Maharaj’s family, originally from India, established itself in Trinidad four generations ago. Only a week before she began her Florida Poly journey in the fall 2018, they moved to Lakeland. Having been exposed to diversity her whole life, coming to Florida Poly as an international student was a challenge she felt ready to undertake.

“It’s not easy leaving your country behind and changing environments, but everyone at Florida Poly is kind and welcoming,” she said. “I don’t feel like an international student. I feel like a Florida Poly student in a place where everyone is embraced.”

The rising sophomore heard about Florida Poly for the first time from a family member living in Florida.

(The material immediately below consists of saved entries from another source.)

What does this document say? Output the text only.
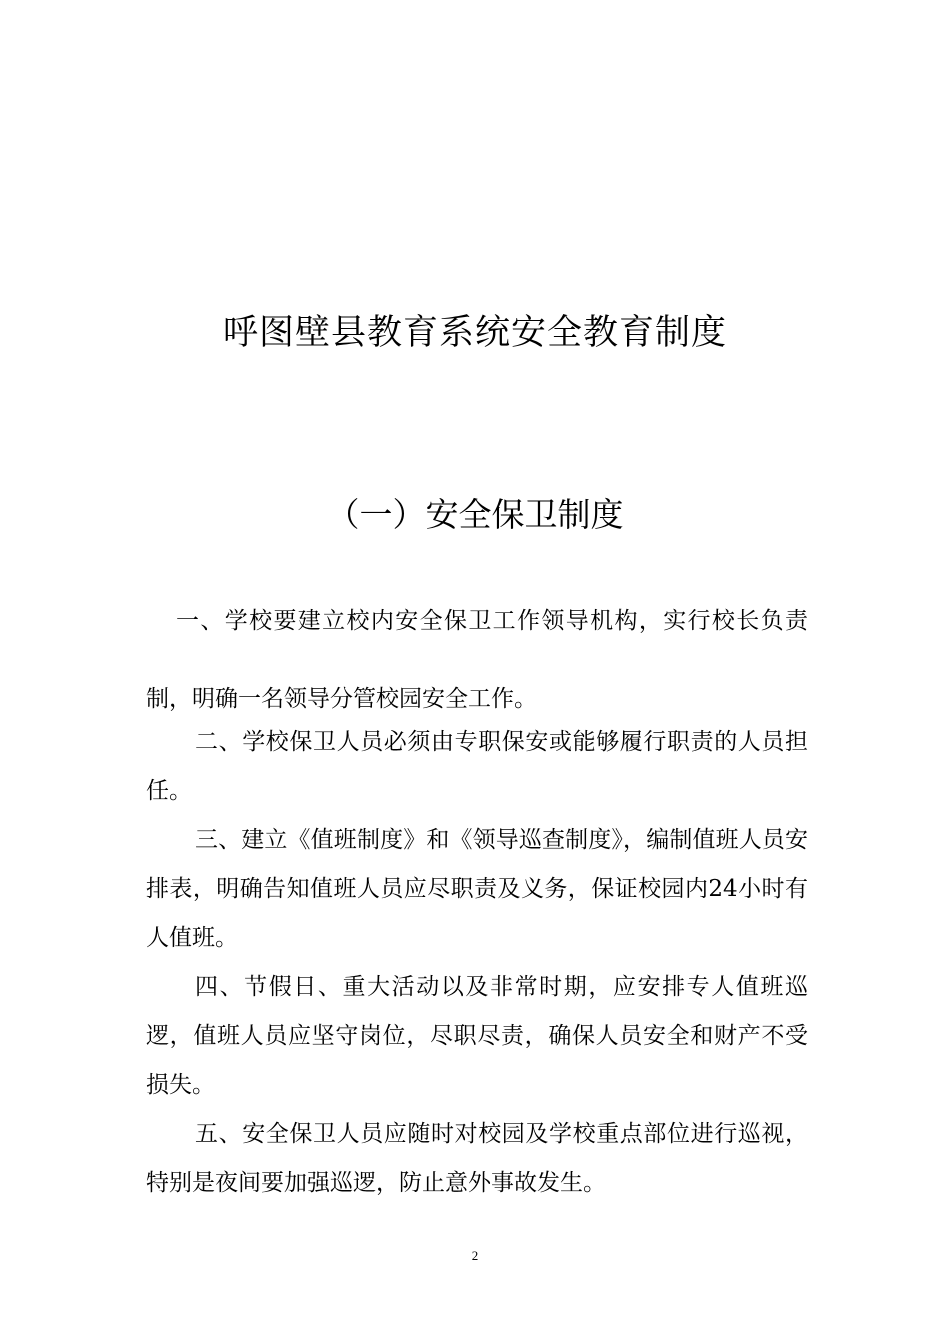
呼图壁县教育系统安全教育制度
（一）安全保卫制度

一、学校要建立校内安全保卫工作领导机构，实行校长负责制，明确一名领导分管校园安全工作。

二、学校保卫人员必须由专职保安或能够履行职责的人员担任。

三、建立《值班制度》和《领导巡查制度》，编制值班人员安排表，明确告知值班人员应尽职责及义务，保证校园内24小时有人值班。

四、节假日、重大活动以及非常时期，应安排专人值班巡逻，值班人员应坚守岗位，尽职尽责，确保人员安全和财产不受损失。

五、安全保卫人员应随时对校园及学校重点部位进行巡视，特别是夜间要加强巡逻，防止意外事故发生。

2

Maharaj immediately researched the University because she wanted to pursue a career in STEM (science, technology, engineering, and math).

“What appealed to me the most was that the school is all STEM focused, and the fact that it is significantly smaller than other universities,” she said. “I didn’t want to be just a number in a huge university.”

Florida Poly’s small size enables students to get to know one another better, encouraging them to share their culture in a welcoming environment, according to Maharaj.

“I share steel band music with my friends. Trinidad is the birthplace of steel band and I love it,” she said.

Maharaj also wants her peers to experience traditional Trinidadian dishes, like macaroni pie and rice and beans.

“I sometimes invite them to my house and my family cooks for them,” she added.

Looking ahead, Maharaj has her eyes on California, specifically Silicon Valley, where she hopes to find her dream job as a computer engineer one day. In the meantime, she is excited to continue developing the skills she will need to reach that goal.

“I’ve seen so many Florida Poly students talk about how much the different programs here changed them, built them confidence, and gave them leadership skills,” she said.

“That is something that I really want to learn and develop in myself.”